The Publishers Weekly endorsement got me on this one: "Was Deliverance a little too mellow for you? Give this a try. It's Pollock's third book, a psychotic terror ride through an early 20th century hillbilly hellscape that puts the family of a swindled, good-hearted farmer on a collision course with three brothers on a crime spree." Sold.

"Before the Fall" by Noah Hawley

What's that? The guy who created the television show "Fargo" is also a successful novelist? Of course he is. Hawley's book opens with a plane crash, and then, as the title suggests, loops backward to investigate the passengers and their stories. (No, it's not "Lost.") The New York Times called it one of the year's best suspense novels. Agree.

For fans of big books:

"The Mirror Thief" by Martin Seay

This time-hopping, world-bending, mind-blowing book takes place in three different Venices: 16th century Venice, Italy, where craftsmen are perfecting the invention of the mirror; Venice Beach, Calif., in 1958; and the Venice casino in modern day Las Vegas. It's a big, complicated and strange book, in the best ways possible.

For everyone with a soul:

"Harry Potter and the Cursed Child" by J. K. Rowling, Jack Thorne, and John Tiffany

28 and not ashamed to have Harry Potter on my summer reading list. This one's technically a play, not a book, anyway. It picks up 19 years after the "Deathly Hallows."
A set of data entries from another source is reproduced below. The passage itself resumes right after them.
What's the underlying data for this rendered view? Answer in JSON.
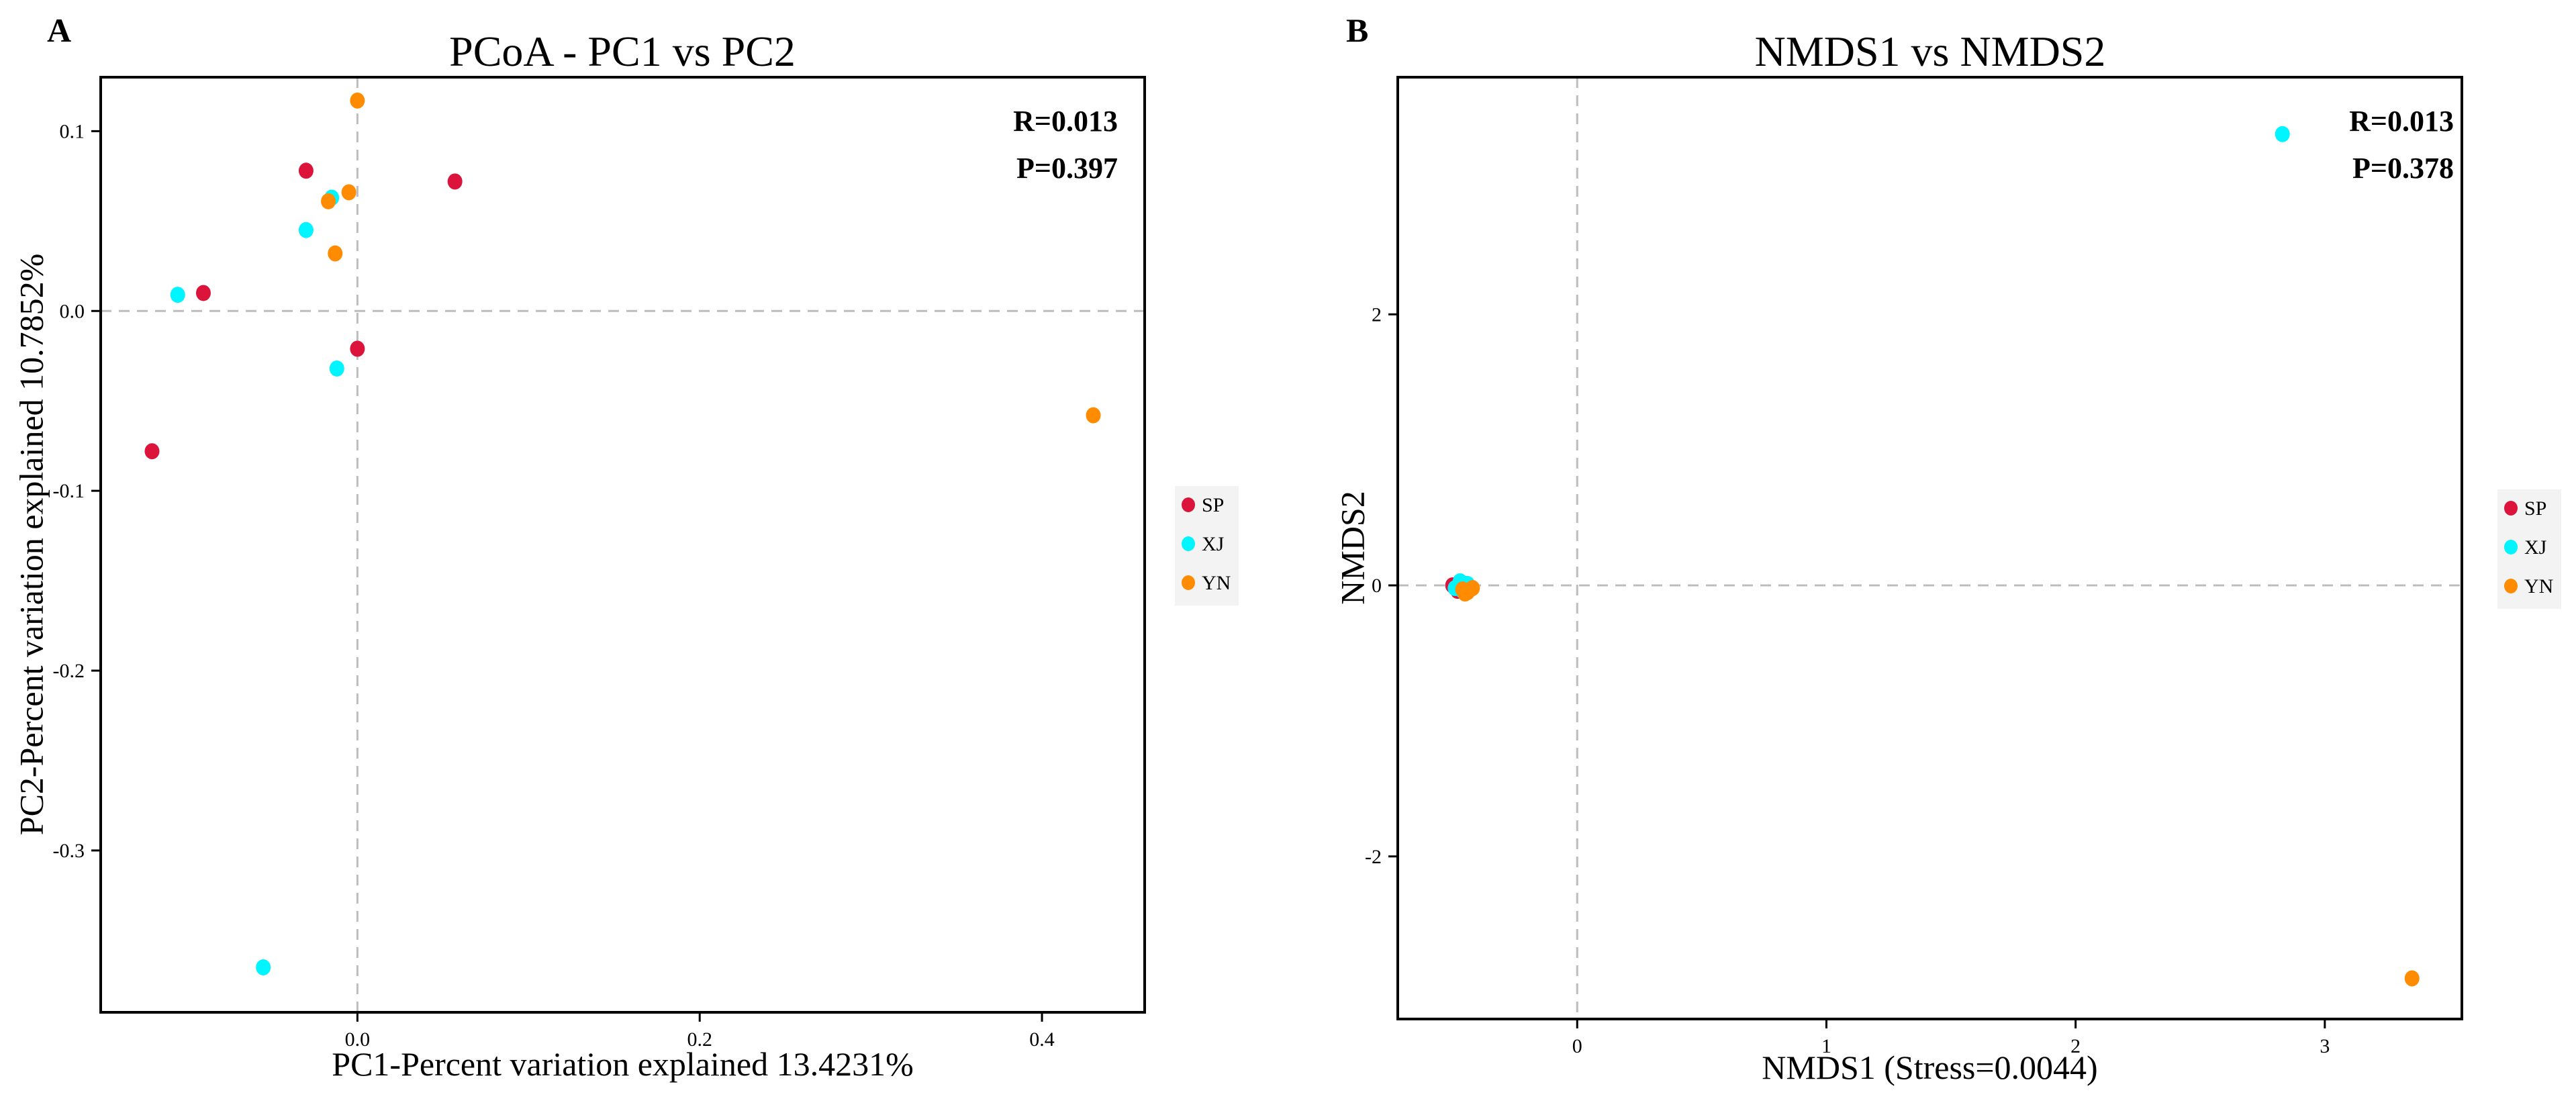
{
  "chart_data": [
    {
      "type": "scatter",
      "panel": "A",
      "title": "PCoA - PC1 vs PC2",
      "xlabel": "PC1-Percent variation explained 13.4231%",
      "ylabel": "PC2-Percent variation explained 10.7852%",
      "xlim": [
        -0.15,
        0.46
      ],
      "ylim": [
        -0.39,
        0.13
      ],
      "xticks": [
        0.0,
        0.2,
        0.4
      ],
      "xtick_labels": [
        "0.0",
        "0.2",
        "0.4"
      ],
      "yticks": [
        0.1,
        0.0,
        -0.1,
        -0.2,
        -0.3
      ],
      "ytick_labels": [
        "0.1",
        "0.0",
        "-0.1",
        "-0.2",
        "-0.3"
      ],
      "reference_lines": {
        "x": 0,
        "y": 0
      },
      "annotations": [
        "R=0.013",
        "P=0.397"
      ],
      "legend_position": "right",
      "series": [
        {
          "name": "SP",
          "color": "#dc143c",
          "points": [
            [
              -0.03,
              0.078
            ],
            [
              -0.09,
              0.01
            ],
            [
              0.057,
              0.072
            ],
            [
              -0.0,
              -0.021
            ],
            [
              -0.12,
              -0.078
            ]
          ]
        },
        {
          "name": "XJ",
          "color": "#00f5ff",
          "points": [
            [
              -0.105,
              0.009
            ],
            [
              -0.015,
              0.063
            ],
            [
              -0.03,
              0.045
            ],
            [
              -0.012,
              -0.032
            ],
            [
              -0.055,
              -0.365
            ]
          ]
        },
        {
          "name": "YN",
          "color": "#ff8c00",
          "points": [
            [
              0.0,
              0.117
            ],
            [
              -0.017,
              0.061
            ],
            [
              -0.005,
              0.066
            ],
            [
              -0.013,
              0.032
            ],
            [
              0.43,
              -0.058
            ]
          ]
        }
      ]
    },
    {
      "type": "scatter",
      "panel": "B",
      "title": "NMDS1 vs NMDS2",
      "xlabel": "NMDS1 (Stress=0.0044)",
      "ylabel": "NMDS2",
      "xlim": [
        -0.72,
        3.55
      ],
      "ylim": [
        -3.2,
        3.75
      ],
      "xticks": [
        0,
        1,
        2,
        3
      ],
      "xtick_labels": [
        "0",
        "1",
        "2",
        "3"
      ],
      "yticks": [
        2,
        0,
        -2
      ],
      "ytick_labels": [
        "2",
        "0",
        "-2"
      ],
      "reference_lines": {
        "x": 0,
        "y": 0
      },
      "annotations": [
        "R=0.013",
        "P=0.378"
      ],
      "legend_position": "right",
      "series": [
        {
          "name": "SP",
          "color": "#dc143c",
          "points": [
            [
              -0.5,
              0.0
            ],
            [
              -0.47,
              -0.02
            ],
            [
              -0.45,
              0.01
            ],
            [
              -0.43,
              -0.03
            ],
            [
              -0.48,
              -0.04
            ]
          ]
        },
        {
          "name": "XJ",
          "color": "#00f5ff",
          "points": [
            [
              -0.49,
              -0.02
            ],
            [
              -0.46,
              -0.04
            ],
            [
              -0.44,
              0.01
            ],
            [
              -0.47,
              0.03
            ],
            [
              2.83,
              3.33
            ]
          ]
        },
        {
          "name": "YN",
          "color": "#ff8c00",
          "points": [
            [
              -0.46,
              -0.03
            ],
            [
              -0.44,
              -0.05
            ],
            [
              -0.42,
              -0.02
            ],
            [
              -0.45,
              -0.06
            ],
            [
              3.35,
              -2.9
            ]
          ]
        }
      ]
    }
  ]
}
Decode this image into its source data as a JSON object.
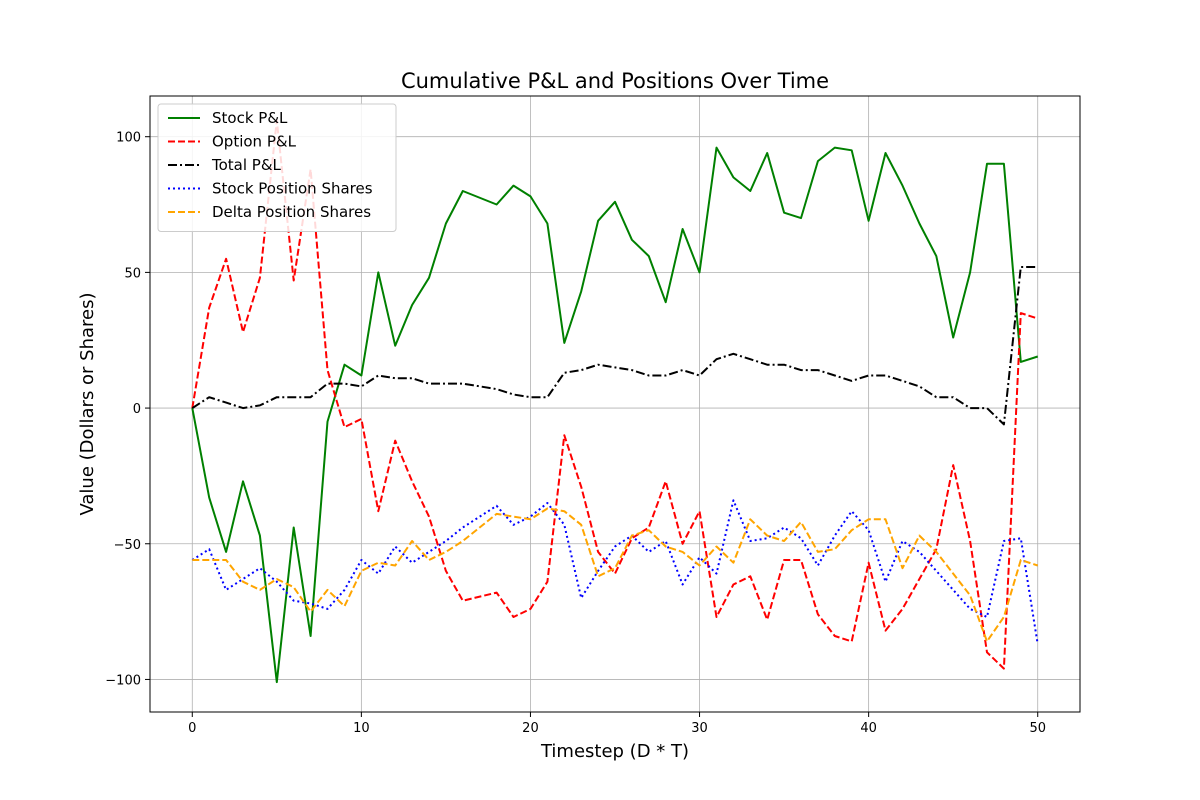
{
  "chart_data": {
    "type": "line",
    "title": "Cumulative P&L and Positions Over Time",
    "xlabel": "Timestep (D * T)",
    "ylabel": "Value (Dollars or Shares)",
    "xlim": [
      -2.5,
      52.5
    ],
    "ylim": [
      -112,
      115
    ],
    "xticks": [
      0,
      10,
      20,
      30,
      40,
      50
    ],
    "yticks": [
      -100,
      -50,
      0,
      50,
      100
    ],
    "grid": true,
    "legend_position": "top-left",
    "x": [
      0,
      1,
      2,
      3,
      4,
      5,
      6,
      7,
      8,
      9,
      10,
      11,
      12,
      13,
      14,
      15,
      16,
      17,
      18,
      19,
      20,
      21,
      22,
      23,
      24,
      25,
      26,
      27,
      28,
      29,
      30,
      31,
      32,
      33,
      34,
      35,
      36,
      37,
      38,
      39,
      40,
      41,
      42,
      43,
      44,
      45,
      46,
      47,
      48,
      49,
      50
    ],
    "series": [
      {
        "name": "Stock P&L",
        "color": "#008000",
        "dash": "solid",
        "values": [
          0,
          -33,
          -53,
          -27,
          -47,
          -101,
          -44,
          -84,
          -5,
          16,
          12,
          50,
          23,
          38,
          48,
          68,
          80,
          null,
          75,
          82,
          78,
          68,
          24,
          43,
          69,
          76,
          62,
          56,
          39,
          66,
          50,
          96,
          85,
          80,
          94,
          72,
          70,
          91,
          96,
          95,
          69,
          94,
          82,
          68,
          56,
          26,
          50,
          90,
          90,
          17,
          19
        ]
      },
      {
        "name": "Option P&L",
        "color": "#ff0000",
        "dash": "dashed",
        "values": [
          0,
          37,
          55,
          28,
          48,
          106,
          47,
          88,
          14,
          -7,
          -4,
          -38,
          -12,
          -27,
          -40,
          -60,
          -71,
          null,
          -68,
          -77,
          -74,
          -64,
          -10,
          -29,
          -53,
          -61,
          -48,
          -44,
          -27,
          -50,
          -38,
          -77,
          -65,
          -62,
          -78,
          -56,
          -56,
          -76,
          -84,
          -86,
          -57,
          -82,
          -74,
          -63,
          -52,
          -21,
          -49,
          -90,
          -96,
          35,
          33
        ]
      },
      {
        "name": "Total P&L",
        "color": "#000000",
        "dash": "dashdot",
        "values": [
          0,
          4,
          2,
          0,
          1,
          4,
          4,
          4,
          9,
          9,
          8,
          12,
          11,
          11,
          9,
          9,
          9,
          null,
          7,
          5,
          4,
          4,
          13,
          14,
          16,
          15,
          14,
          12,
          12,
          14,
          12,
          18,
          20,
          18,
          16,
          16,
          14,
          14,
          12,
          10,
          12,
          12,
          10,
          8,
          4,
          4,
          0,
          0,
          -6,
          52,
          52
        ]
      },
      {
        "name": "Stock Position Shares",
        "color": "#0000ff",
        "dash": "dotted",
        "values": [
          -56,
          -52,
          -67,
          -63,
          -59,
          -64,
          -71,
          -72,
          -74,
          -67,
          -56,
          -61,
          -51,
          -57,
          -53,
          -49,
          -44,
          null,
          -36,
          -43,
          -40,
          -35,
          -43,
          -70,
          -60,
          -51,
          -47,
          -53,
          -49,
          -65,
          -55,
          -61,
          -34,
          -49,
          -48,
          -44,
          -48,
          -58,
          -47,
          -38,
          -45,
          -64,
          -49,
          -53,
          -60,
          -67,
          -74,
          -77,
          -49,
          -48,
          -87
        ]
      },
      {
        "name": "Delta Position Shares",
        "color": "#ffa500",
        "dash": "dashed",
        "values": [
          -56,
          -56,
          -56,
          -64,
          -67,
          -63,
          -66,
          -75,
          -67,
          -73,
          -60,
          -57,
          -58,
          -49,
          -56,
          -53,
          -49,
          null,
          -39,
          -40,
          -41,
          -37,
          -38,
          -43,
          -62,
          -59,
          -47,
          -45,
          -51,
          -53,
          -58,
          -51,
          -57,
          -41,
          -47,
          -49,
          -42,
          -53,
          -52,
          -45,
          -41,
          -41,
          -59,
          -47,
          -53,
          -61,
          -69,
          -86,
          -77,
          -56,
          -58
        ]
      }
    ]
  }
}
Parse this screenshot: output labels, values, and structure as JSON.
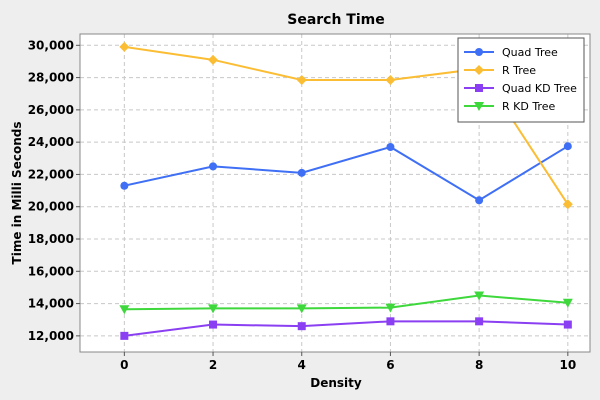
{
  "chart_data": {
    "type": "line",
    "title": "Search Time",
    "xlabel": "Density",
    "ylabel": "Time in Milli Seconds",
    "x": [
      0,
      2,
      4,
      6,
      8,
      10
    ],
    "xticks": [
      "0",
      "2",
      "4",
      "6",
      "8",
      "10"
    ],
    "xlim": [
      -1,
      10.5
    ],
    "ylim": [
      11000,
      30700
    ],
    "yticks": [
      12000,
      14000,
      16000,
      18000,
      20000,
      22000,
      24000,
      26000,
      28000,
      30000
    ],
    "ytick_labels": [
      "12,000",
      "14,000",
      "16,000",
      "18,000",
      "20,000",
      "22,000",
      "24,000",
      "26,000",
      "28,000",
      "30,000"
    ],
    "grid": true,
    "legend_position": "top-right",
    "series": [
      {
        "name": "Quad Tree",
        "color": "#3f6ff5",
        "marker": "circle",
        "values": [
          21300,
          22500,
          22100,
          23700,
          20400,
          23750
        ]
      },
      {
        "name": "R Tree",
        "color": "#fbbd33",
        "marker": "diamond",
        "values": [
          29900,
          29100,
          27850,
          27850,
          28550,
          20150
        ]
      },
      {
        "name": "Quad KD Tree",
        "color": "#8a3ff2",
        "marker": "square",
        "values": [
          12000,
          12700,
          12600,
          12900,
          12900,
          12700
        ]
      },
      {
        "name": "R KD Tree",
        "color": "#3ed83c",
        "marker": "triangle-down",
        "values": [
          13650,
          13700,
          13700,
          13750,
          14500,
          14050
        ]
      }
    ]
  }
}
And because I'm bad at keeping book lists short: Dave Eggers has a new novel coming out, "Heroes of the Frontier," about a woman on the run in Alaska in an RV with her kids; if you're in "Downton Abbey" withdrawal, the show's creator Julian Fellowes has a new book about a chauncey neighborhood of London, "Belgravia"; Stephanie Danler's "Sweetbitter" is like a snarky novelized version of Anthony Bourdain's "Kitchen Confidential"; and if you're still on a Swedish crime bent, "The Crow Girl" will keep you busy for quite a while at 700 pages.

AND WAIT: That was just fiction. On to the true stuff.

NONFICTION

"What If We're Wrong" by Chuck Klosterman

Klosterman's back with another philosophical and cultural romp that questions everything. He looks at the present as if it's the past, and asks: How sure are we? How sure are we about how gravity works? How sure are we that rock music will last? He interviewed a bunch of brilliant people for this, like Junot Diaz and Neil Degrasse Tyson and George Saunders, so you get access to their brains too.

"Midnight Assassin" by Skip Hollandsworth

Quick: Name the country's first serial killer. If you know the answer, I'm only a little weirded out. Hollandsworth's book looks at a killing spree that struck Austin, Tex., in 1885, and may even have ties to Jack the Ripper. A good read for anyone who loved "Devil in the White City." (Realizing I have a lot of death and murder on my sunny beach read list. Whoops.)

"Shrill" by Lindy West

Lindy West writes her mind. Her first collection of essays tackles everything from romantic relationships to internet trolls, with her trademark humor and no-apologies style.

"I'm Just a Person" by Tig Notaro

Tig's story has been everywhere by now. In one traumatic year, the comedian was hospitalized with a life-threatening infection, she broke up with her longterm partner and her mother died. And then she got cancer. She channeled it all into her stand-up routine, which caught the world's attention. Her book looks back at that horrible year, and how it launched her out of the darkness.

And there's lots more memoirs: Amy Schumer's "Girl with the Lower Back Tattoo" comes out in August; Eddie Huang follows "Fresh Off the Boat" up with "Double Cup Love"; Roxane Gay gets candid about her relationship to food in "Hunger"; and comedian Jessi Klein presents her painfully funny coming of age stories in "You'll Grow Out Of It."

So that was 11, or 19, depending on how you count. Stop reading this. Go read a book.